As well as pursuing her painting, Coles taught visual arts in schools until 1999. She had worked and painted through a marriage break up and a serious car crash. Then came the cancer diagnosis.
In the face of so much loss, “I’d gone into a spiral. How do I cope with it?”
To cope, Coles changed direction. She went into arts administration, working as a director for Newcastle Art Space, then for John Paynter Gallery and the Lock-Up centre. When she had to undergo breast cancer treatment again in 2006, Coles continued working. And through it all, she painted.
“It has kept me going through both cases,” Coles says. As she told a Pink Ribbon event, “My art was my salvation, it gave me a way to express how I was thinking and feeling without having to verbalise anything.”
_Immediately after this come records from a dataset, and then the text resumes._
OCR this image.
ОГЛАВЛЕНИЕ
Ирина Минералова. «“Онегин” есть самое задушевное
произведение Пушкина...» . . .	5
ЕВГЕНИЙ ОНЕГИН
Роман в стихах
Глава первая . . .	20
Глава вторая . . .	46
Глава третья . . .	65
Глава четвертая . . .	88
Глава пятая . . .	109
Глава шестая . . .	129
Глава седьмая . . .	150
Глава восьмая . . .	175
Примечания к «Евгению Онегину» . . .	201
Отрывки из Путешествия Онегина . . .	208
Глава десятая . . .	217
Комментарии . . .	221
With all the flowers she was given after her 1999 diagnosis, she painted still life works for an exhibition. Coles thought about painting a self-portrait while she had cancer but decided not to, “in case it was prophetic, as though I’m going to drop off the twig.”
Coles looked around and out, observing the world and painting it. And she looked back, learning from artists who had come before, from J.M.W. Turner to Lloyd Rees. While Coles says she loves contemporary art, she freely says her own work is not “cutting edge”.
“My thoughts and ideas are more related to the traditional,” Coles says, as she looks at the works around her studio, which is astonishingly tidy for a painter’s space. There’s no splattered paint on the carpeted and Persian rug-covered floor to be seen.
“I’m not a messy person, so I can’t be a messy painter.”
Above all, what Coles has looked for in the world and transferred to her paintings is beauty.
Beauty inspires Kerrie Coles; it feeds her art and life. That, and family; between her and John, who she married in 2016, there are four children and “nine and a half” grandchildren (one is on the way).
So the light between the latitudes is Kerrie Coles. Wherever she finds herself in the world, she looks for what makes her shine. And that means there will be plenty to celebrate on November 2 at the exhibition opening.
“I think it’s wonderful,” says John Rostas. “I tell people that the opening is her 70th birthday, and they go, ‘My God, she doesn’t look anywhere near 70!’.”
“Oh, what a good husband he is,” replies Coles, before explaining, with a smile, what the exhibition means to her.
“I’ve been very lucky to have been given the talent to paint.”